Relentless, thoughtful and weirdly surprising: Snowpiercer is a twisty, sci-fi rollercoaster that’s tough to pin down and just as hard to forget. South Korean director Joon-ho Bong channels a dystopian world in the somewhat comic style of Terry Gilliam’s Brazil but swaps out the political satire for action and allegory. The result is a tonic for those bored of CGI spectacles and a top-shelf option for the holiday weekend.

The start, however, is a bit rickety. Cliche news clips and text boxes lay the foundation of Snowpiercer’s post-apocalyptic world. So it goes: In an effort to curb global warming, nations released a chemical into the upper atmosphere that not only snuffed out the warming problem, it also killed all life on Earth and made the planet into a snowball. The only humans that remain are on an enormous train that circles the Earth once a year, and it’s done so 17 times so far. The passengers are divided by class. Those in first class ride near the front of the train, enjoying steak dinners and saunas. Those in the back are treated like cattle, living off of gelatinous bricks called “protein bars.” It’s here, in these filthy cars, that the story starts.

Curtis (Chris Evans) is a sort-of everyman who leads a rebellion of the plebs with his wise-cracking sidekick Edgar (Jamie Bell). They storm the guards and take the train, car by car, with the help of a locksmith drug addict named Nam (Kang-ho Song). With each car taken, the scenery changes, almost like the levels of a video game. Some cars are filled with masked henchmen wielding axes, offering fight scenes in which Bong doesn’t mind getting gory or having fun with slow-motion/ninja-knife-move sequences. Other cars give insight into the train itself, how it operates as a closed ecosystem, in providing food and a semblance of human culture.
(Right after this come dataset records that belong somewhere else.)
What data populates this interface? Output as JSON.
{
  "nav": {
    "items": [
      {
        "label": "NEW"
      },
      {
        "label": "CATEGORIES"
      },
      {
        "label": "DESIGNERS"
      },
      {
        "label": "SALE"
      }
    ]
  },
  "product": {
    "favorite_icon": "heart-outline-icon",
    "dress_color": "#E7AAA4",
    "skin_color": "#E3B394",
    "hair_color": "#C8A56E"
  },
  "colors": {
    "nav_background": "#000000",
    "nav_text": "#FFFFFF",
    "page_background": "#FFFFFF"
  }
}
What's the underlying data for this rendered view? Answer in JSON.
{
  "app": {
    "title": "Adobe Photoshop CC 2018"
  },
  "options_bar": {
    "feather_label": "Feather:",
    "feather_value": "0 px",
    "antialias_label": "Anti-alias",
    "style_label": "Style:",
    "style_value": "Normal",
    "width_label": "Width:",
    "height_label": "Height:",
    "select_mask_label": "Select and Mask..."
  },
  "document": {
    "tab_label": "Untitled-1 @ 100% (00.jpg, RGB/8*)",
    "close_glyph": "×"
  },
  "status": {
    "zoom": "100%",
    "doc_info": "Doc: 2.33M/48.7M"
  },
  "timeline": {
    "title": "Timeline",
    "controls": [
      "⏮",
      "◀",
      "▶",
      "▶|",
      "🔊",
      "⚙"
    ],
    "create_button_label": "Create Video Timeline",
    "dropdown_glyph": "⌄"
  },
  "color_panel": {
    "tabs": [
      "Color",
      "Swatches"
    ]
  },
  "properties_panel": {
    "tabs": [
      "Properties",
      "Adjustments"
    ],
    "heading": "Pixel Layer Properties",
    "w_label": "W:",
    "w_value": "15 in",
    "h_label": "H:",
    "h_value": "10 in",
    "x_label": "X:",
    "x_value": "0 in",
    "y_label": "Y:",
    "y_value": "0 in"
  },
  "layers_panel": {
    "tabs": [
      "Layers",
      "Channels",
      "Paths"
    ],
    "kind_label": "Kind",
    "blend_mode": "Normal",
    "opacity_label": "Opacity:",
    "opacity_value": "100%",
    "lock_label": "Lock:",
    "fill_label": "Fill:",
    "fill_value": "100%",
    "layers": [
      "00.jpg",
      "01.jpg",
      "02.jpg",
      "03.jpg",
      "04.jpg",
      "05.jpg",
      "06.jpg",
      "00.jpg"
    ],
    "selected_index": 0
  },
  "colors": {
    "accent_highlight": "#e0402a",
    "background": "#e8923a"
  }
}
It’s quickly learned that those not in the back of the train hold Wilford, the train’s conductor, to be their savior, almost as if he were Christ himself. One of these is the snooty authoritarian Mason (Tilda Swinton).

Her performance is wonderful, so much so that it threatens to outshine Evans and Bell. But Snowpiercer isn’t really about these characters or a rebellion moving through a bizarre, futuristic train. On a deeper level, it’s about structure, justice and the idea of people “being in their place.” The train is, after all, an allegory to our current-day world — tech overlords on top, laborers at the bottom — and there are parts of the film that effectively speak to the need for a systematic, precise structure to ensure humanity’s progress and survival. Yet there’s also this mad human urge in the film to risk the collapse of humanity in order to build it up anew, in such a way that feels much more just, more free. But when the risks are so high, what’s the moral choice? Bong just throws that question in your face, and you’ve got to hold on to it. This is, perhaps, Snowpiercer’s greatest strength: It’s got a lot of ground to cover, and it doesn’t pretend to wait up for you.

Snowpiercer is playing at the St. Anthony Main Theatre.